Сергей лежал на печке, слышал весь разговор. Родина отца. Моя Родина. Мой край! Сколько лет стоит эта земля. Сколько дней у земли, сколько утр? Ответь, Серега… Не знаешь?.. Плохо. Ведь эта земля и все, что на ней — твоя родина, твой край. И никогда ты от нее не убежишь. А убежишь — все равно вернешься. Не вернешься — счастье потеряешь. В том-то все и дело…
— Нет, друг мой фронтовой, — отец тяжело садился на табурет — у него ныла спина и поясница, двигался вместе с табуретом к столу. — Засучивай рукава — и за дело. Вчера мы эту родину отстаивали от врага, а сегодня давай ее трудом отстоим от невезучей жизни… Каждый из нас должен стать в коммуне нашей хозяином, вроде как бы генералом, — чтоб пульс ее чувствовать, и ответственность понимать свою… А ты в горестный для нее час удирать, бросать собрался?
…Что сказал бы обо мне отец?
Плохие это мысли — об отъезде. От кого удирать? От себя не удерешь, Серега! Эх, задумал ты, Серега, не дело!..
Невесомой дымкой заволакивался горизонт. Красная полоска уперлась в расщелину тучи. А дальше опять все расплылось в дымке. Рядом по траве устало шуршал порывистый ветерок. Бархатная кисея брошена на выгон — дожди постарались. Сергей ускорил шаг, почти бежал, и от этого бега становилось тепло под рубахой, а ногам, наоборот, было прохладно от вечерней росы.
И почему это отношения с Волновым стали невыносимы? Волнов — неужто не понимает? Партия всей силой старается развязать руки, а он стреноживает. Я могу уйти. Но разве другой агроном сможет работать в таких условиях?
Сергей прошел через заднюю калитку сада. Шел, пригибаясь, под деревьями. Ветки били по куртке, задевали за волосы. Увидел брошенный во дворе у сарая возле чурбана топор. Подошел, поднял.
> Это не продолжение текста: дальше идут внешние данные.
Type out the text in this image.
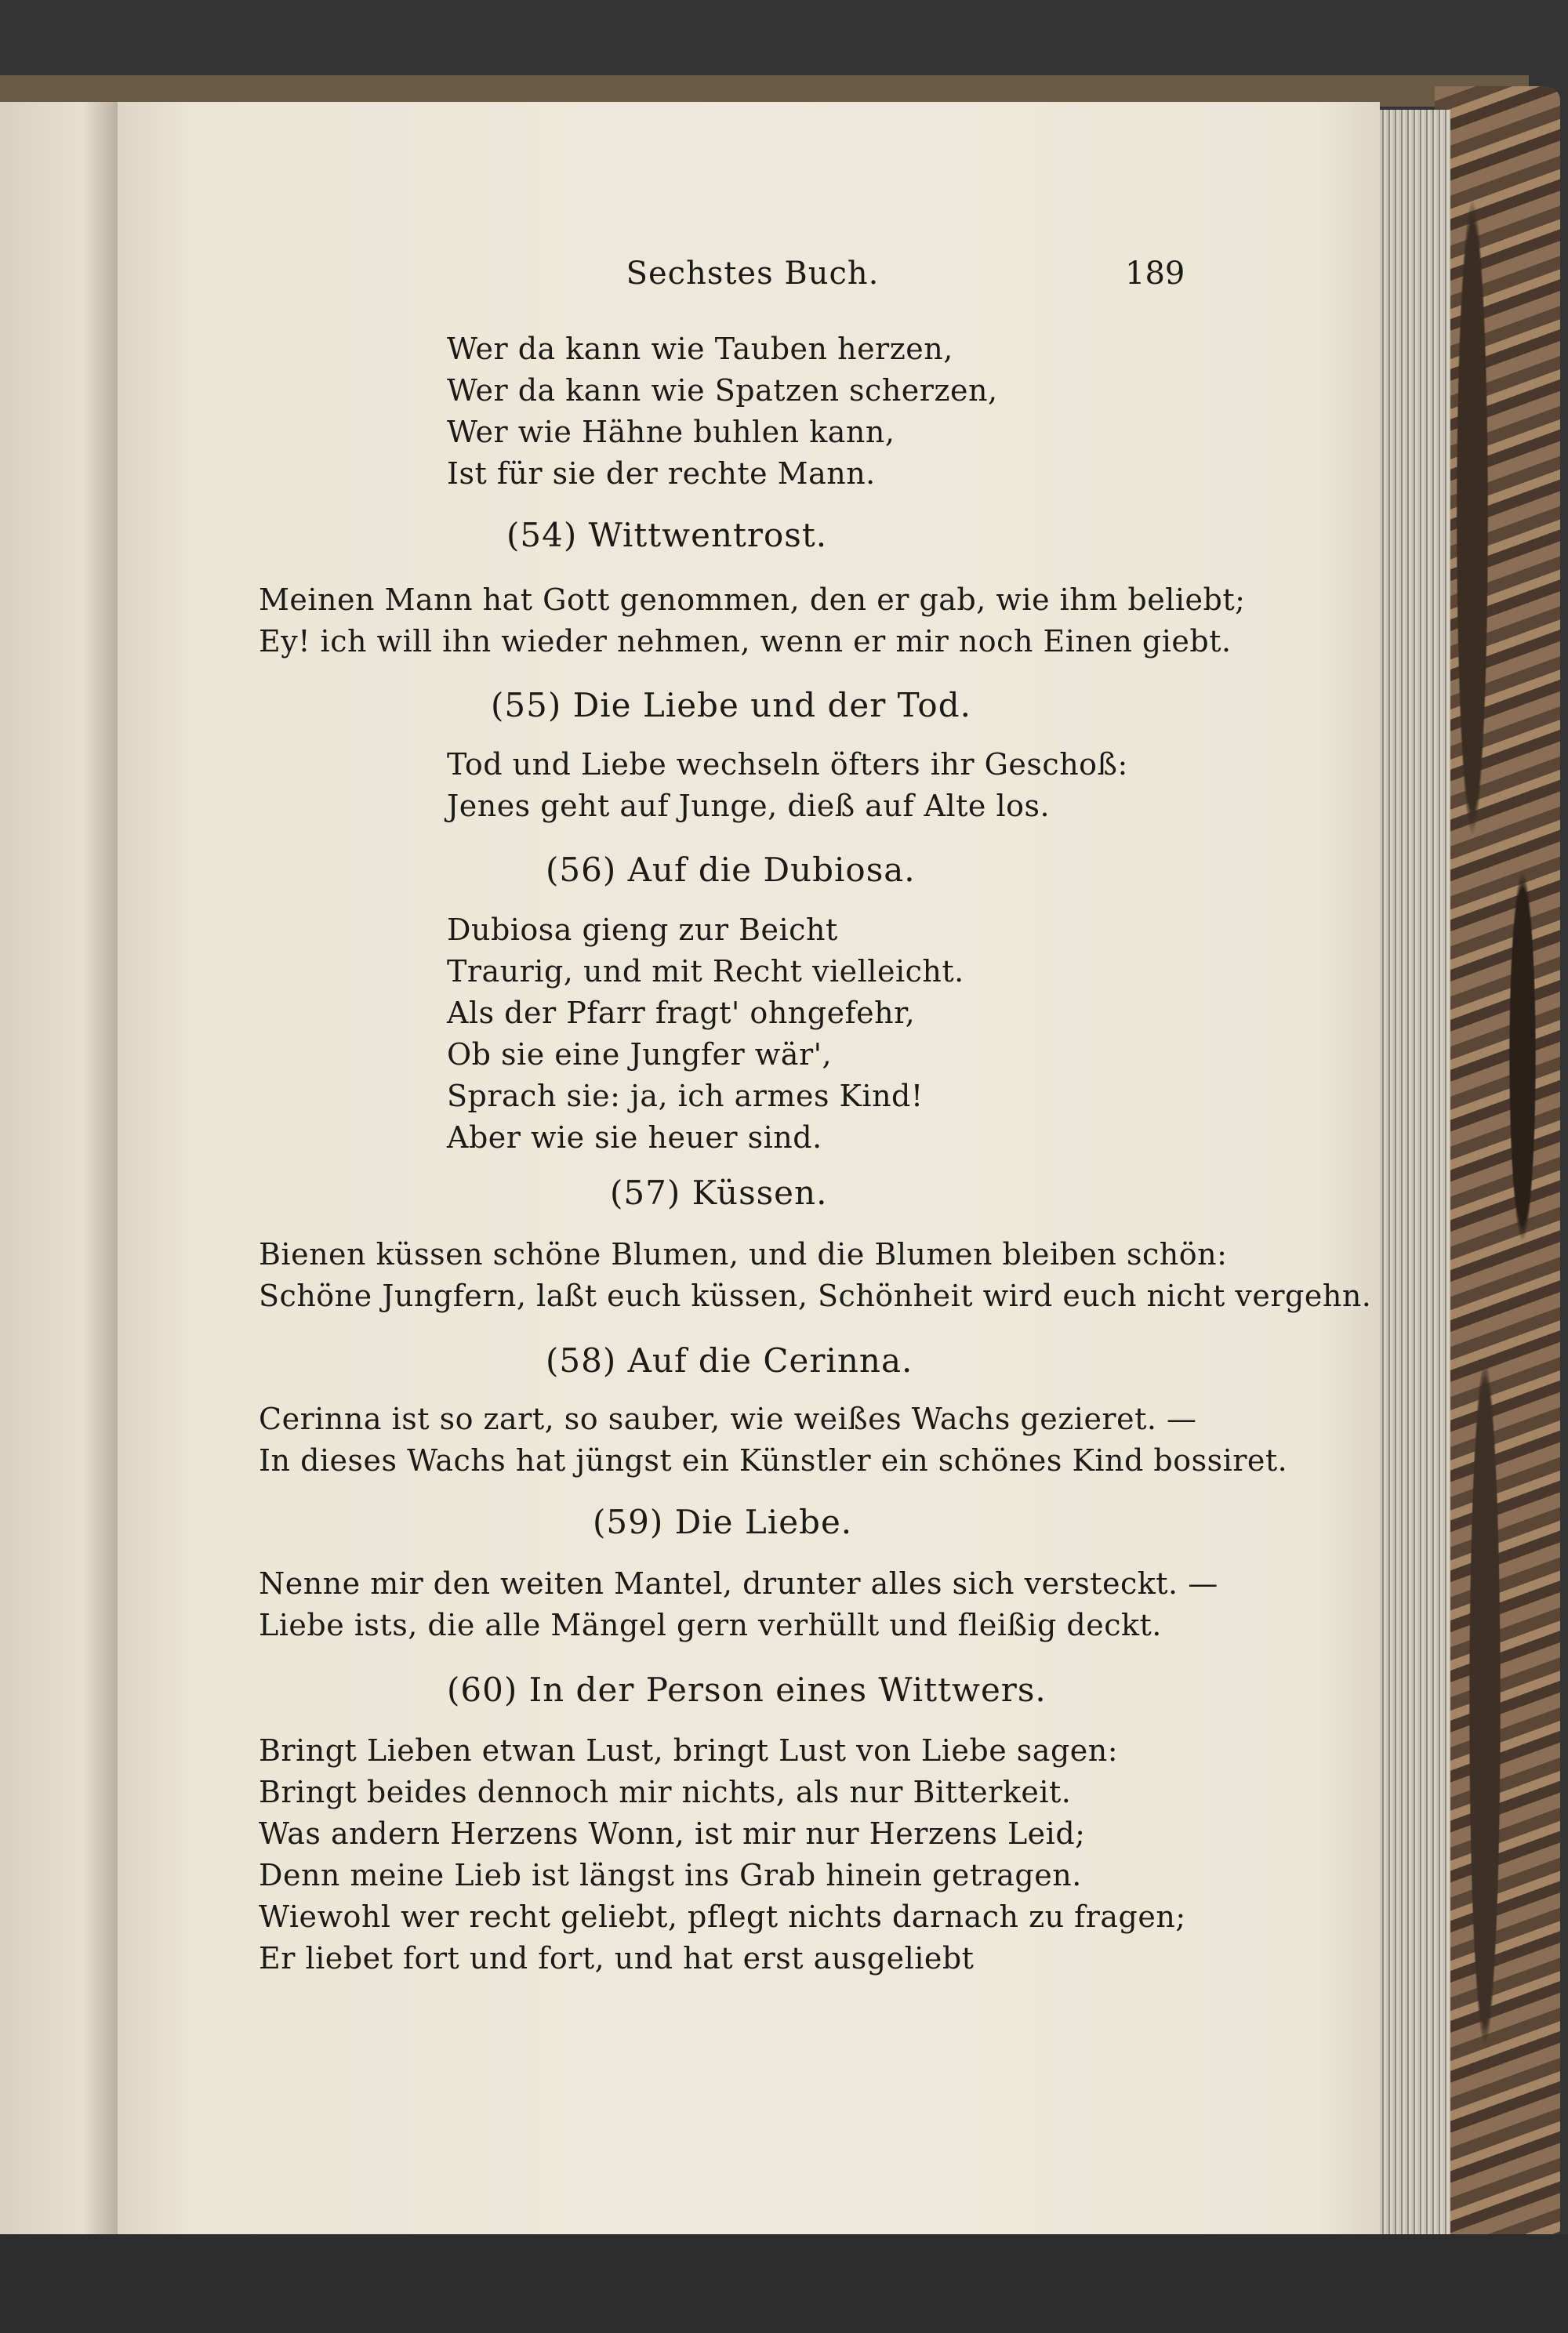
Sechstes Buch.	189
Wer da kann wie Tauben herzen,
Wer da kann wie Spatzen scherzen,
Wer wie Hähne buhlen kann,
Ist für sie der rechte Mann.
(54) Wittwentrost.
Meinen Mann hat Gott genommen, den er gab, wie ihm beliebt;
Ey! ich will ihn wieder nehmen, wenn er mir noch Einen giebt.
(55) Die Liebe und der Tod.
Tod und Liebe wechseln öfters ihr Geschoß:
Jenes geht auf Junge, dieß auf Alte los.
(56) Auf die Dubiosa.
Dubiosa gieng zur Beicht
Traurig, und mit Recht vielleicht.
Als der Pfarr fragt' ohngefehr,
Ob sie eine Jungfer wär',
Sprach sie: ja, ich armes Kind!
Aber wie sie heuer sind.
(57) Küssen.
Bienen küssen schöne Blumen, und die Blumen bleiben schön:
Schöne Jungfern, laßt euch küssen, Schönheit wird euch nicht vergehn.
(58) Auf die Cerinna.
Cerinna ist so zart, so sauber, wie weißes Wachs gezieret. —
In dieses Wachs hat jüngst ein Künstler ein schönes Kind bossiret.
(59) Die Liebe.
Nenne mir den weiten Mantel, drunter alles sich versteckt. —
Liebe ists, die alle Mängel gern verhüllt und fleißig deckt.
(60) In der Person eines Wittwers.
Bringt Lieben etwan Lust, bringt Lust von Liebe sagen:
Bringt beides dennoch mir nichts, als nur Bitterkeit.
Was andern Herzens Wonn, ist mir nur Herzens Leid;
Denn meine Lieb ist längst ins Grab hinein getragen.
Wiewohl wer recht geliebt, pflegt nichts darnach zu fragen;
Er liebet fort und fort, und hat erst ausgeliebt
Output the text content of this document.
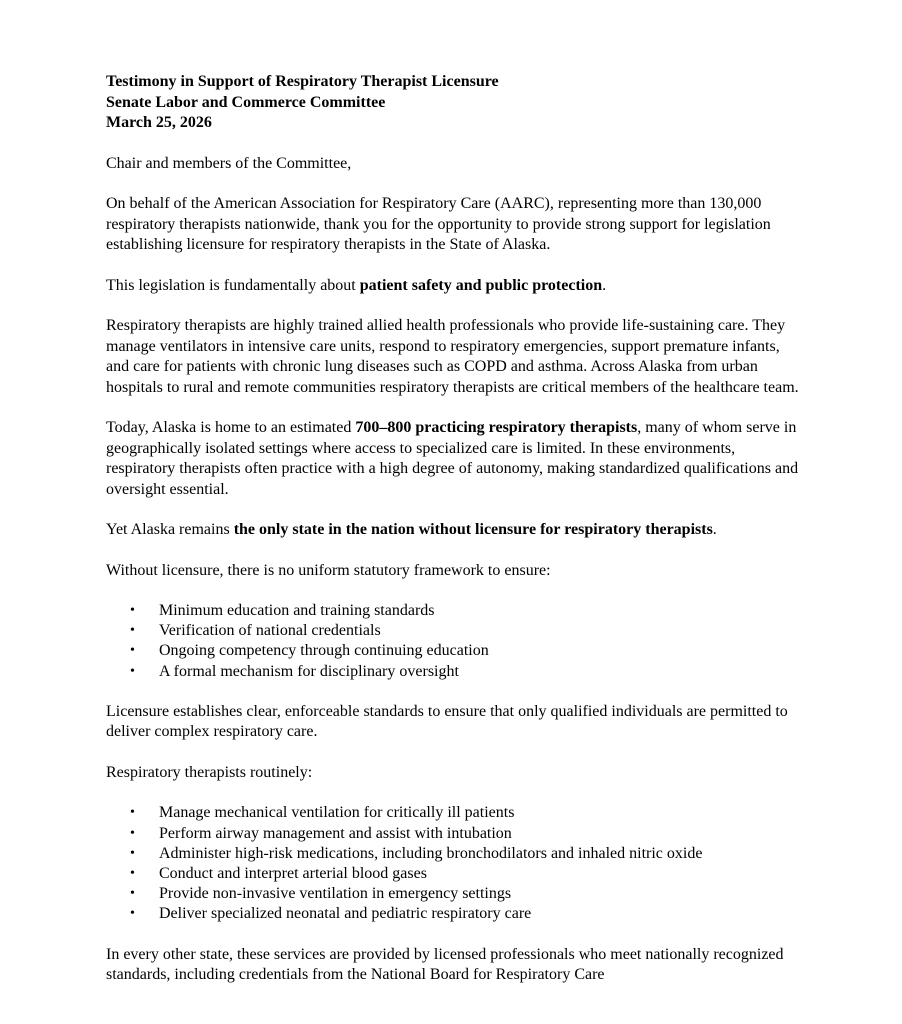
Testimony in Support of Respiratory Therapist Licensure
Senate Labor and Commerce Committee
March 25, 2026

Chair and members of the Committee,

On behalf of the American Association for Respiratory Care (AARC), representing more than 130,000 respiratory therapists nationwide, thank you for the opportunity to provide strong support for legislation establishing licensure for respiratory therapists in the State of Alaska.

This legislation is fundamentally about patient safety and public protection.

Respiratory therapists are highly trained allied health professionals who provide life-sustaining care. They manage ventilators in intensive care units, respond to respiratory emergencies, support premature infants, and care for patients with chronic lung diseases such as COPD and asthma. Across Alaska from urban hospitals to rural and remote communities respiratory therapists are critical members of the healthcare team.

Today, Alaska is home to an estimated 700–800 practicing respiratory therapists, many of whom serve in geographically isolated settings where access to specialized care is limited. In these environments, respiratory therapists often practice with a high degree of autonomy, making standardized qualifications and oversight essential.

Yet Alaska remains the only state in the nation without licensure for respiratory therapists.

Without licensure, there is no uniform statutory framework to ensure:

• Minimum education and training standards
• Verification of national credentials
• Ongoing competency through continuing education
• A formal mechanism for disciplinary oversight

Licensure establishes clear, enforceable standards to ensure that only qualified individuals are permitted to deliver complex respiratory care.

Respiratory therapists routinely:

• Manage mechanical ventilation for critically ill patients
• Perform airway management and assist with intubation
• Administer high-risk medications, including bronchodilators and inhaled nitric oxide
• Conduct and interpret arterial blood gases
• Provide non-invasive ventilation in emergency settings
• Deliver specialized neonatal and pediatric respiratory care

In every other state, these services are provided by licensed professionals who meet nationally recognized standards, including credentials from the National Board for Respiratory Care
Он тяжело взмахнул топором и с необыкновенным наслаждением ударил по чурбану. Снова и снова брал чурбан, рубил неистово. По лицу стекали капельки пота. И чувствовал, как потихонечку отходило сердце.
39
Марья Русакова нарядилась в самую лучшую кофту, поверх кофты — большая полушаль.
— Марья-то опять в роддом собралась, — судачили соседские бабы. — Опять к невестке!
— Не шуточки, внук родился.
Медленно и тяжело — годы свое брали — шла Марья вниз по проулку к правлению. Лицо ее то хмурилось, то светлело. О чем думала Марья?